There's also intense pressure to clear land for plantations. Crude palm-oil futures prices have jumped fourfold since May 2001 because of a growing biofuel craze.

As a partial compensation for the forgone economic opportunity, Malaysia is now pressing a claim on the rest of the world. And it isn't alone.

Malaysia, Indonesia, Brazil, Peru, Cameroon, Costa Rica, Colombia, Congo, the Democratic Republic of Congo, Gabon and Papua New Guinea have come together as a group to ensure that conservation of forests is suitably rewarded in any new global agreement on climate change. The Kyoto Protocol, which is the existing accord, expires in 2012.

``It has to be recognized that tropical forests are making an important contribution to the environment,'' says Shamsudin Ibrahim, a senior director at the state-sponsored Forest Research Institute Malaysia. ``There must be incentives for countries to avoid deforestation.''
Carbon Sink

Malaysia is going to push the agenda at the crucial climate change talks in Bali, Indonesia, next month, Shamsuddin said.

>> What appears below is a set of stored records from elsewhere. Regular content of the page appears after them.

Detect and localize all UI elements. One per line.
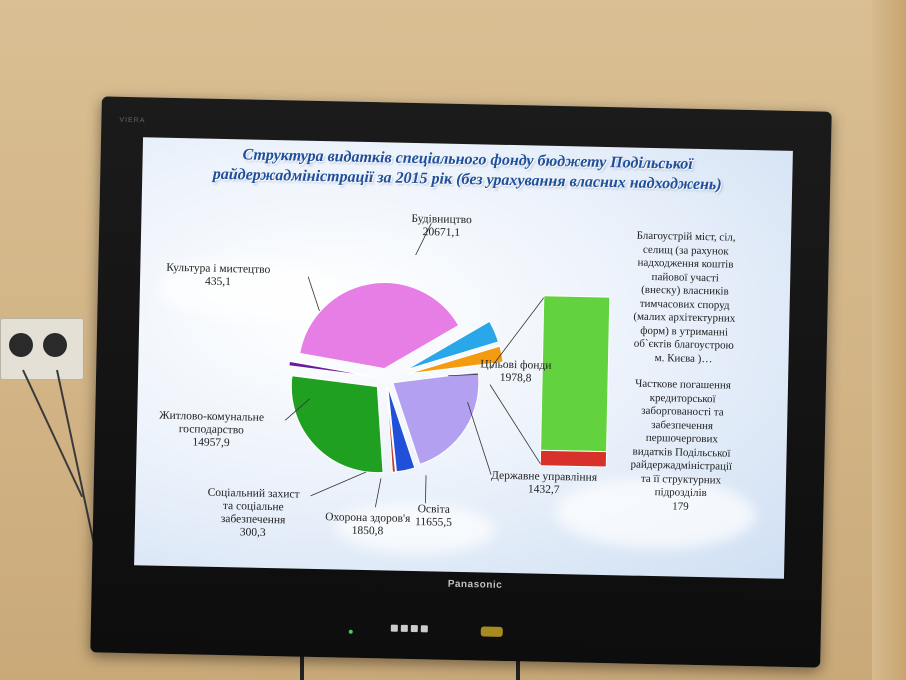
breakdown-bar [539, 295, 611, 468]
leader-line [374, 478, 382, 508]
socket-outlet [9, 333, 33, 357]
pie-chart [284, 223, 611, 508]
breakdown-segment [539, 449, 608, 468]
note-improvement: Благоустрій міст, сіл, селищ (за рахунок… [633, 229, 736, 365]
leader-line [448, 373, 479, 377]
pie-slice [405, 320, 500, 371]
socket-outlet [43, 333, 67, 357]
pie-slice [290, 375, 384, 474]
pie-slice [299, 282, 460, 370]
power-led [348, 629, 353, 634]
label-health: Охорона здоров'я 1850,8 [325, 511, 411, 538]
tv-button[interactable] [420, 625, 428, 633]
tv-button[interactable] [410, 625, 418, 633]
label-construction: Будівництво 20671,1 [411, 212, 472, 239]
tv-button[interactable] [390, 624, 398, 632]
leader-line [425, 475, 427, 504]
label-education: Освіта 11655,5 [414, 503, 453, 529]
leader-line [415, 223, 432, 256]
tv-brand-logo: Panasonic [447, 578, 503, 591]
leader-line [467, 402, 492, 475]
tv-mount-cable [300, 655, 304, 680]
wall-socket [0, 318, 84, 380]
label-administration: Державне управління 1432,7 [490, 469, 598, 497]
tv-control-buttons[interactable] [390, 624, 431, 634]
pie-slices [288, 282, 504, 474]
pie-slice [288, 360, 375, 378]
tv-model-badge: VIERA [119, 116, 146, 125]
presentation-slide: Структура видатків спеціального фонду бю… [134, 137, 793, 579]
tv-frame: VIERA Структура видатків спеціального фо… [90, 96, 832, 668]
tv-mount-cable [516, 655, 520, 680]
label-target-funds: Цільові фонди 1978,8 [480, 358, 552, 385]
leader-lines [284, 223, 492, 508]
pie-slice [387, 386, 416, 473]
leader-line [310, 471, 367, 497]
connector-line [489, 297, 545, 369]
breakdown-connectors [489, 297, 545, 464]
label-housing: Житлово-комунальне господарство 14957,9 [159, 409, 265, 450]
note-debt: Часткове погашення кредиторської заборго… [630, 377, 733, 513]
leader-line [284, 398, 310, 421]
cable [22, 369, 84, 498]
label-social: Соціальний захист та соціальне забезпече… [207, 486, 300, 539]
tv-button[interactable] [400, 624, 408, 632]
connector-line [489, 384, 541, 464]
label-culture: Культура і мистецтво 435,1 [166, 261, 271, 289]
tv-sensor-panel [480, 626, 503, 637]
pie-slice [386, 386, 397, 473]
leader-line [307, 276, 320, 312]
pie-slice [392, 371, 480, 465]
wall-edge [872, 0, 906, 680]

Forest ecosystems, especially in the tropics, are a veritable carbon sink: they hold more of the stuff than there is in the earth's atmosphere. And yet, the fight against global warming is, for some perverse reason, promoting ethanol at the expense of trees.

This needs to change.
The so-called Clean Development Mechanism of the Kyoto Protocol does allow the countries that have binding commitments to reduce their greenhouse-gas emissions to buy some of these improvements from forestry projects in the developing world.

There is a catch, though: It's possible to plant trees on barren land and claim carbon credits, but only if the area has been devoid of green cover for at least 50 years. Reforestation is also rewarded, provided the original forest was destroyed before 1990.

No Incentives
There is no incentive for preserving what still exists.
That's a serious handicap. (Provided one believes that the problem of global warming is manmade; there are many reasonable people, including Czech President Vaclav Klaus who don't think the evidence is strong enough to draw such a conclusion.)

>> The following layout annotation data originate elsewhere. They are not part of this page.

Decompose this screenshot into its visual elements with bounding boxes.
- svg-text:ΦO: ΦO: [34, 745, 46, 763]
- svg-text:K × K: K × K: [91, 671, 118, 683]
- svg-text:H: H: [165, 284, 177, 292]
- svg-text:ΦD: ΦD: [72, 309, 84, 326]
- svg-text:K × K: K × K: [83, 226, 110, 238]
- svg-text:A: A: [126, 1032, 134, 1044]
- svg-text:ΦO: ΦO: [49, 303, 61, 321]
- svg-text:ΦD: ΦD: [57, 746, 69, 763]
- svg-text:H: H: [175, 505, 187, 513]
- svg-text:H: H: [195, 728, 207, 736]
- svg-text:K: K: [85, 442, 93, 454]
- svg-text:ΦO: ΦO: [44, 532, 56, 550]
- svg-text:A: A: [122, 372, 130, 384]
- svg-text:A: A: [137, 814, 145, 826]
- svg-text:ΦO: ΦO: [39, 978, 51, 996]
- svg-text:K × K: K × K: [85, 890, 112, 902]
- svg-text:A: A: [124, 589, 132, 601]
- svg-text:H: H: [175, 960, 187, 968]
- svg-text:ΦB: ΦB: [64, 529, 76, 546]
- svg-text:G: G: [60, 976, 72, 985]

Between 1990 and 2005, the world lost 13 million hectares of forests every year. In countries such as Indonesia, this loss is cited as the main cause of greenhouse-gas emissions.
Putting an economic value on averted deforestation could go a long way toward saving the last tropical tree in the world from being turned into a tabletop. The questions that have yet to be answered relate mostly to practicality and prevention of fraud:

-- How does one ensure that the carbon sequestered in trees remains trapped for a reasonable length of time, say 100 years?
-- What should be the starting year against which improvements will be measured?
-- How does one prevent leakages in the carbon sink due to forest fires and logging?
-- What happens if trees saved in one part of the world are cut in another, resulting in no net improvement in the environment?

Rule of Law
There are other problems.
Apart from discouraging the much-needed clean-energy projects in developing countries, an oversupply of carbon credits through forestry programs might make developed countries complacent about reducing their own emissions.

Procedural challenges, daunting as they are, don't detract from the importance of preserving tropical forests. A more serious hurdle might be legal hassles.

Rule of law, which is central to establishing the ownership rights of any asset, will be absolutely critical when applied to something as intangible as averted deforestation.

The World Bank ranks Malaysia's investor-protection standards higher than what minority shareholders can expect in the U.K. or the U.S. While that somewhat blithe assessment may be a source of comfort to global investors who buy shares in a company trading on the stock exchange in Kuala Lumpur, it may not be enough to motivate them to buy emission credits in the jungles of Sarawak. Let's not even talk about bringing market forces to the tropical forests of Congo or Gabon.

Those designing a trading arrangement in forest conservation will have to find a way to create a reasonably secure property-right regime. And that's easier said than done.

(Andy Mukherjee is a Bloomberg News columnist. The opinions expressed are his own.)